固定資産の減損(IFRS)

企業会計

固定資産の簿価を回収出来ない可能性を示す事象が生じた場合には、減損の兆候ありとなり、減損検討が必要となります。

以下(1)~(5)のような事実は減損の兆候を示す例であるとして、IFRSに規定されています。

(1) 当該資産に係る営業キャッシュ・フローの継続的な赤字(「IAS36.12(g)」)
(2) 当該資産に係る事業環境の大幅な変更(「IAS36.12(b)/(f)」)
(3) 当該資産の市場価格の大幅な下落(「IAS36.12(a)/(e)」)
(4) 資産の回収可能価額を著しく減少させる市場金利又は他の市場投資収益率の上昇(「IAS36.12(c)」)
(5) 当該資産に係る営業キャッシュ・フロー又は営業損益が、予算よりも著しく悪化していること(「IAS36.14(b)」)

減損の兆候がある場合で、減損テストの結果、資産の回収可能価額が簿価を下回ったときは、簿価を回収可能価額まで減額し、当該減額分を減損損失として計上する必要があります。

IFRSにおいて、固定資産の減損テストは1ステップアプローチで実施します。
これに対して、USGAAPにおけるのれん以外の固定資産や日本基準における固定資産の減損テストは、2ステップアプローチでの実施になります。


●1ステップアプローチ
割引前将来キャッシュ・フローとの比較(=下記2ステップの場合の①のステップ)は行わず、「帳簿価額 > 回収可能価額(割引後将来キャッシュ・フロー)」の大小関係となった際に、帳簿価額を回収可能価額まで減額し、減損損失を計上するアプローチを指します。

●2ステップアプローチ
以下①→②の2ステップを経て会計処理するアプローチを指します。

①「帳簿価額 > 割引前将来キャッシュ・フロー」であれば、下記②の第2ステップにて減損損失を算定
②回収可能価額(割引後将来キャッシュ・フロー)を算定し、「帳簿価額 > 回収可能価額(割引後将来キャッシュ・フロー)」の大小関係となった際に、帳簿価額を回収可能価額まで減額し、減損損失を計上

IFRSでは、減損処理後に業績が大幅に回復(戻入れの兆候有りに該当)し、資産の回収可能価額が簿価を上回るときは、過去の減損損失の戻入れ益を計上します。

<過去の減損損失の戻入れ益の計算イメージ>

IFRSのCGU(資金生成単位)とは、減損の検討実施単位を意味します。
買収で生じたのれんについては、CGU又はCGUグループに配分したうえで、減損の検討を実施します。

●のれん以外の固定資産のCGU
のれん以外の固定資産のCGUは、他の資産又は資産グループのキャッシュ・インフローからおおむね独立したキャッシュ・インフローを発生する資産の最小の単位としなければならない、とされています。

●のれんのCGU又はCGUグループへの配分
のれんは、取得企業のCGU又はCGUグループのうち、企業結合のシナジーから便益を得ると見込まれるものに配分します。

のれんが配分されるCGU又はCGUグループは:
・のれんを内部管理目的で監視している企業内の最小のレベルとし、
かつ、
・事業セグメントよりも大きくない、
とされています。

●全社資産の定義
全社資産とは、固定資産の減損の対象となる資産(のれんを除く)のうち、全社的な研究開発拠点、複数の部門や法人で使用する本社建物や福利厚生施設などを指します。
全社資産は独立したキャッシュ・インフローを生み出さないためにCGUには該当しません。

このような全社資産は、複数のCGU又はCGUグループでの将来キャッシュ・フローの生成に寄与する資産に位置づけられます。

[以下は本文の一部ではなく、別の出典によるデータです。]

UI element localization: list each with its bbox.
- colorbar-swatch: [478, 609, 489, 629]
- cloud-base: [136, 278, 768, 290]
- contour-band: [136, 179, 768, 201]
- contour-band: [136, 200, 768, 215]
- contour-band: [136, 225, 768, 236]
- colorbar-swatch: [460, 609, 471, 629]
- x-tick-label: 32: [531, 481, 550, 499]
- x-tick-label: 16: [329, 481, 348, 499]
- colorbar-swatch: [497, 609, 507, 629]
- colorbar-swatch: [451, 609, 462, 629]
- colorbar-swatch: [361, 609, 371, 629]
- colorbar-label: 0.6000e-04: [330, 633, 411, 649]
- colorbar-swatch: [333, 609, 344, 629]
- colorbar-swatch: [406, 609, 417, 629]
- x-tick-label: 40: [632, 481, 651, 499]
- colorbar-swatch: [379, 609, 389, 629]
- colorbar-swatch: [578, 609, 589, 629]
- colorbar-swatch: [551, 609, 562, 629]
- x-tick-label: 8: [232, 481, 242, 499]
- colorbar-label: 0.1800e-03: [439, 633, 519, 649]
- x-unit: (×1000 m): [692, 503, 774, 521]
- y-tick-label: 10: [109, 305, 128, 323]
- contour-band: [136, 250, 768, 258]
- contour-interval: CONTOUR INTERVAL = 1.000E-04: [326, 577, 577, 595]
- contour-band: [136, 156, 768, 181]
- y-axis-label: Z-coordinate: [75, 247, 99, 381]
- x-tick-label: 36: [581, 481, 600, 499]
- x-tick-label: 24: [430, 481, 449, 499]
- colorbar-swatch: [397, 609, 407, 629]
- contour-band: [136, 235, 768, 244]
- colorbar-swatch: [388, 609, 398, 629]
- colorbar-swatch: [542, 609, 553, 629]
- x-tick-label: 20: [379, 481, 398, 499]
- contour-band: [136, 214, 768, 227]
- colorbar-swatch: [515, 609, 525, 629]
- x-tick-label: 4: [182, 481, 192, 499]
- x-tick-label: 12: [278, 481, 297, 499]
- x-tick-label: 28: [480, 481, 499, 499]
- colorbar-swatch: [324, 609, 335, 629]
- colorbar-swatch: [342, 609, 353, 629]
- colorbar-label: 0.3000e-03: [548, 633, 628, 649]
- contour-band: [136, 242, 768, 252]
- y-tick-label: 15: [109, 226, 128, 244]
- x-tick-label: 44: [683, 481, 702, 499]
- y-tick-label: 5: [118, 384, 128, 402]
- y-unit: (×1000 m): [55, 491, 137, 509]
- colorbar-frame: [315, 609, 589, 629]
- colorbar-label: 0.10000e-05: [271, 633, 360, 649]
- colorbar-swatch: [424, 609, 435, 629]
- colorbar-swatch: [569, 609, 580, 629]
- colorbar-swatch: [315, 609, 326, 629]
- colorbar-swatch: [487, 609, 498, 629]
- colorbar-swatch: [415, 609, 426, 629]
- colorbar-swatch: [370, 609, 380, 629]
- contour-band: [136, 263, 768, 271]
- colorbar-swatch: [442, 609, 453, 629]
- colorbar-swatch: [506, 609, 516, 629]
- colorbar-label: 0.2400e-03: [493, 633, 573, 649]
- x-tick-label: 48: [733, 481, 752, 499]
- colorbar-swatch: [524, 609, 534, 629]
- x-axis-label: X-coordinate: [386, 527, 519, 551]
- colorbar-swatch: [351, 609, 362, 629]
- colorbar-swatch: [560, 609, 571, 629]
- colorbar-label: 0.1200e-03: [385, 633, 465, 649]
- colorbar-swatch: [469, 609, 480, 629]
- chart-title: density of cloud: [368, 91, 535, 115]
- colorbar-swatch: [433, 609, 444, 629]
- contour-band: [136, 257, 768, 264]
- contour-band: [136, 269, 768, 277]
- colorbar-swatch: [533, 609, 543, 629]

(IAS36.100)

●全社資産の減損の検討が必要となるケース
全社資産の減損は、CGUには該当しませんが、減損の対象になることがあります。
以下の①~③のいずれかに該当する場合には、減損の検討が必要となります。

①全社資産の配分先であるCGU又はCGUグループに減損の兆候がある場合
②全社資産自体に減損の兆候がある場合
③全社資産自体が、IFRS第5号「売却目的で保有する非流動資産及び非継続事業」に従って、売却目的保有に分類された非流動資産(又は処分グループ)に該当することとなった場合

CGU又はCGUグループへの全社資産の配分
全社資産の配分対象であるCGU又はCGUグループに減損兆候がある場合(上記①に該当の場合)には、合理的な配分基準を用いて、全社資産の帳簿価額およびキャッシュ・フローを当該CGU又はCGUグループに配分する必要があります。

減損の検討は、減損の兆候があるCGU又はCGUグループだけではなく、当該CGU又はCGUグループに配分した全社資産についても必要となります。